Andy Griffith’s new role: pitching health care law
Actor Andy Griffith has a new role: pitching President Barack Obama’s health care law to seniors in a cable television ad paid for by Medicare.
The TV star – whose role as sheriff of Mayberry made him an enduring symbol of small-town American values – tells seniors that “good things are coming” under the health care overhaul, including free preventive checkups and lower-cost prescriptions for Medicare recipients.
Polls show that seniors are more skeptical of the health care law than are younger people because Medicare cuts much of the financing to expand coverage for the uninsured. That could be a problem for Democrats in the fall congressional elections, because seniors vote in large numbers.
Medicare says the national ad is not political, but part of its outreach to educate seniors about new benefits available next year. The ad is scheduled to run on senior watch channels, such as the Weather Channel, CNN, Hallmark and Lifetime, at an initial cost of $700,000.
Not even the 84-year-old Griffith could keep the ad from being pulled into the partisan politics of health care.
Said Senate Republican Leader Mitch McConnell of Kentucky: “It’s going to take more than slick taxpayer-funded ads to convince skeptical seniors that cutting a half-trillion dollars from Medicare is good for them.”

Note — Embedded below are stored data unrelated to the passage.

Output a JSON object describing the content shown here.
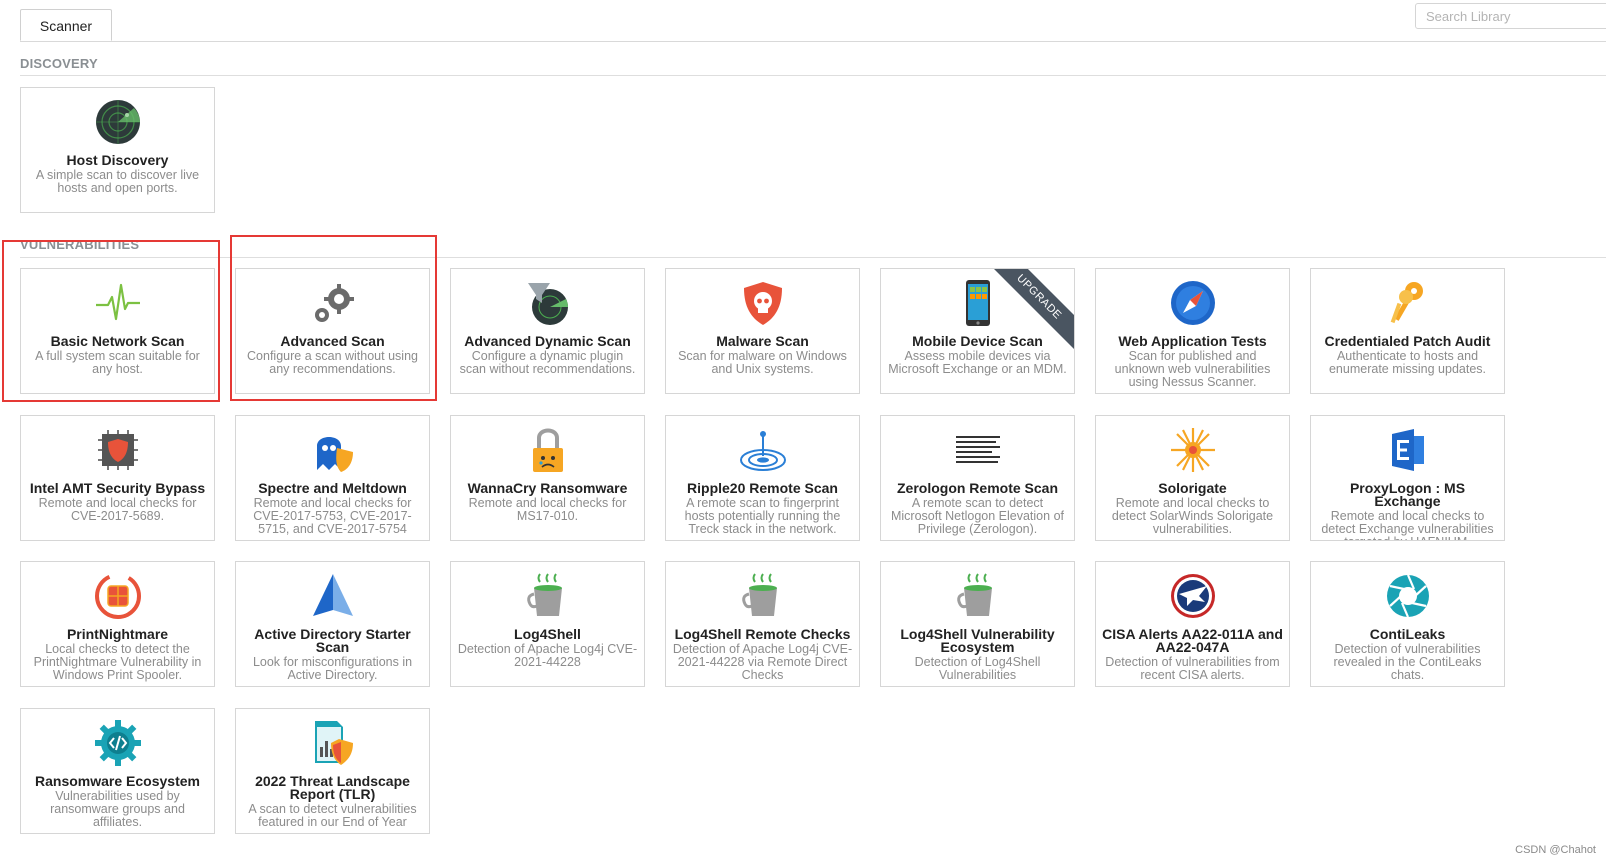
{
  "tabs": {
    "scanner": "Scanner"
  },
  "search": {
    "placeholder": "Search Library"
  },
  "sections": {
    "discovery": "DISCOVERY",
    "vulnerabilities": "VULNERABILITIES"
  },
  "ribbon": {
    "upgrade": "UPGRADE"
  },
  "watermark": "CSDN @Chahot",
  "colors": {
    "highlight": "#e53935",
    "card_border": "#d6d6d6",
    "section_text": "#8a8f93"
  },
  "discovery_cards": [
    {
      "icon": "radar-icon",
      "title": "Host Discovery",
      "desc": "A simple scan to discover live hosts and open ports."
    }
  ],
  "vuln_cards": [
    {
      "icon": "pulse-icon",
      "title": "Basic Network Scan",
      "desc": "A full system scan suitable for any host."
    },
    {
      "icon": "gears-icon",
      "title": "Advanced Scan",
      "desc": "Configure a scan without using any recommendations."
    },
    {
      "icon": "funnel-radar-icon",
      "title": "Advanced Dynamic Scan",
      "desc": "Configure a dynamic plugin scan without recommendations."
    },
    {
      "icon": "skull-shield-icon",
      "title": "Malware Scan",
      "desc": "Scan for malware on Windows and Unix systems."
    },
    {
      "icon": "mobile-phone-icon",
      "title": "Mobile Device Scan",
      "desc": "Assess mobile devices via Microsoft Exchange or an MDM."
    },
    {
      "icon": "compass-icon",
      "title": "Web Application Tests",
      "desc": "Scan for published and unknown web vulnerabilities using Nessus Scanner."
    },
    {
      "icon": "keys-icon",
      "title": "Credentialed Patch Audit",
      "desc": "Authenticate to hosts and enumerate missing updates."
    },
    {
      "icon": "chip-shield-icon",
      "title": "Intel AMT Security Bypass",
      "desc": "Remote and local checks for CVE-2017-5689."
    },
    {
      "icon": "ghost-icon",
      "title": "Spectre and Meltdown",
      "desc": "Remote and local checks for CVE-2017-5753, CVE-2017-5715, and CVE-2017-5754"
    },
    {
      "icon": "padlock-icon",
      "title": "WannaCry Ransomware",
      "desc": "Remote and local checks for MS17-010."
    },
    {
      "icon": "ripple-icon",
      "title": "Ripple20 Remote Scan",
      "desc": "A remote scan to fingerprint hosts potentially running the Treck stack in the network."
    },
    {
      "icon": "binary-text-icon",
      "title": "Zerologon Remote Scan",
      "desc": "A remote scan to detect Microsoft Netlogon Elevation of Privilege (Zerologon)."
    },
    {
      "icon": "sunburst-icon",
      "title": "Solorigate",
      "desc": "Remote and local checks to detect SolarWinds Solorigate vulnerabilities."
    },
    {
      "icon": "exchange-logo-icon",
      "title": "ProxyLogon : MS Exchange",
      "desc": "Remote and local checks to detect Exchange vulnerabilities targeted by HAFNIUM."
    },
    {
      "icon": "printnightmare-icon",
      "title": "PrintNightmare",
      "desc": "Local checks to detect the PrintNightmare Vulnerability in Windows Print Spooler."
    },
    {
      "icon": "pyramid-icon",
      "title": "Active Directory Starter Scan",
      "desc": "Look for misconfigurations in Active Directory."
    },
    {
      "icon": "coffee-cup-icon",
      "title": "Log4Shell",
      "desc": "Detection of Apache Log4j CVE-2021-44228"
    },
    {
      "icon": "coffee-cup-icon",
      "title": "Log4Shell Remote Checks",
      "desc": "Detection of Apache Log4j CVE-2021-44228 via Remote Direct Checks"
    },
    {
      "icon": "coffee-cup-icon",
      "title": "Log4Shell Vulnerability Ecosystem",
      "desc": "Detection of Log4Shell Vulnerabilities"
    },
    {
      "icon": "eagle-seal-icon",
      "title": "CISA Alerts AA22-011A and AA22-047A",
      "desc": "Detection of vulnerabilities from recent CISA alerts."
    },
    {
      "icon": "aperture-icon",
      "title": "ContiLeaks",
      "desc": "Detection of vulnerabilities revealed in the ContiLeaks chats."
    },
    {
      "icon": "gear-code-icon",
      "title": "Ransomware Ecosystem",
      "desc": "Vulnerabilities used by ransomware groups and affiliates."
    },
    {
      "icon": "report-shield-icon",
      "title": "2022 Threat Landscape Report (TLR)",
      "desc": "A scan to detect vulnerabilities featured in our End of Year"
    }
  ]
}
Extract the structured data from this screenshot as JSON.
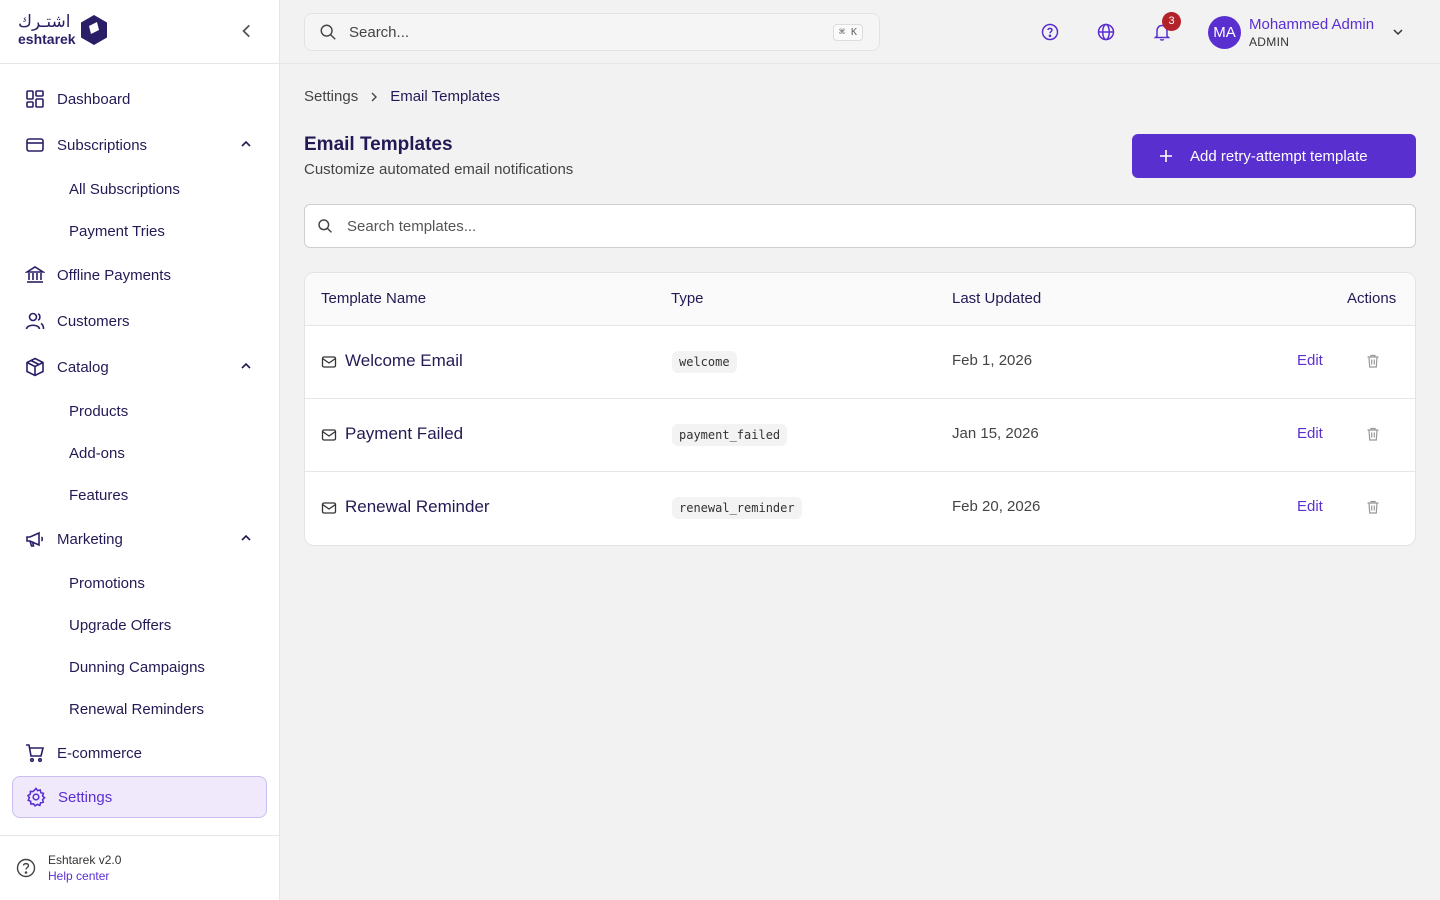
{
  "brand": {
    "name_ar": "اشتـرك",
    "name_en": "eshtarek"
  },
  "sidebar": {
    "items": [
      {
        "label": "Dashboard",
        "icon": "dashboard-icon"
      },
      {
        "label": "Subscriptions",
        "icon": "card-icon",
        "expanded": true,
        "children": [
          "All Subscriptions",
          "Payment Tries"
        ]
      },
      {
        "label": "Offline Payments",
        "icon": "bank-icon"
      },
      {
        "label": "Customers",
        "icon": "users-icon"
      },
      {
        "label": "Catalog",
        "icon": "box-icon",
        "expanded": true,
        "children": [
          "Products",
          "Add-ons",
          "Features"
        ]
      },
      {
        "label": "Marketing",
        "icon": "megaphone-icon",
        "expanded": true,
        "children": [
          "Promotions",
          "Upgrade Offers",
          "Dunning Campaigns",
          "Renewal Reminders"
        ]
      },
      {
        "label": "E-commerce",
        "icon": "cart-icon"
      },
      {
        "label": "Settings",
        "icon": "gear-icon",
        "active": true
      }
    ],
    "footer": {
      "version": "Eshtarek v2.0",
      "help": "Help center"
    }
  },
  "topbar": {
    "search_placeholder": "Search...",
    "shortcut": "⌘ K",
    "notifications_count": "3",
    "user": {
      "initials": "MA",
      "name": "Mohammed Admin",
      "role": "ADMIN"
    }
  },
  "breadcrumb": {
    "parent": "Settings",
    "current": "Email Templates"
  },
  "page": {
    "title": "Email Templates",
    "subtitle": "Customize automated email notifications",
    "add_button": "Add retry-attempt template",
    "search_placeholder": "Search templates..."
  },
  "table": {
    "headers": {
      "name": "Template Name",
      "type": "Type",
      "updated": "Last Updated",
      "actions": "Actions"
    },
    "edit_label": "Edit",
    "rows": [
      {
        "name": "Welcome Email",
        "type": "welcome",
        "updated": "Feb 1, 2026"
      },
      {
        "name": "Payment Failed",
        "type": "payment_failed",
        "updated": "Jan 15, 2026"
      },
      {
        "name": "Renewal Reminder",
        "type": "renewal_reminder",
        "updated": "Feb 20, 2026"
      }
    ]
  },
  "colors": {
    "accent": "#5a2fd0",
    "brand_dark": "#231a55",
    "badge": "#b1222a",
    "active_bg": "#efe9fb"
  }
}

But presidential adviser Stephanie Cutter said the law strengthens Medicare by reducing wasteful spending. “Seniors were the target of a major rumor campaign,” she wrote on the White House blog, saying the ads will help correct the record.
Griffith earned arguably his greatest success for his television work. He appears in many TV shows and movies, often using his native Blue Ridge drawl to play folksy characters. His performance as the kindly sheriff Andy Taylor of the idyllic fictional town of Mayberry in The Andy Griffith Show helped make the show a huge success; he reprized the role in Return to Mayberry, which was the highest-rated program of 1986. Griffith later starred as a genial but wily defense attorney in the popular series Matlock. Although much of his later acting was for television, he occasionally appeared in films, including Daddy and Them (2001), Waitress (2007), and Play the Game (2009), his last movie. In 1997 Griffith won a Grammy Award for best Southern gospel, country gospel, or bluegrass gospel album for I Love to Tell the Story—25 Timeless Hymns (1996), and in 2005 he was awarded the Presidential Medal of Freedom.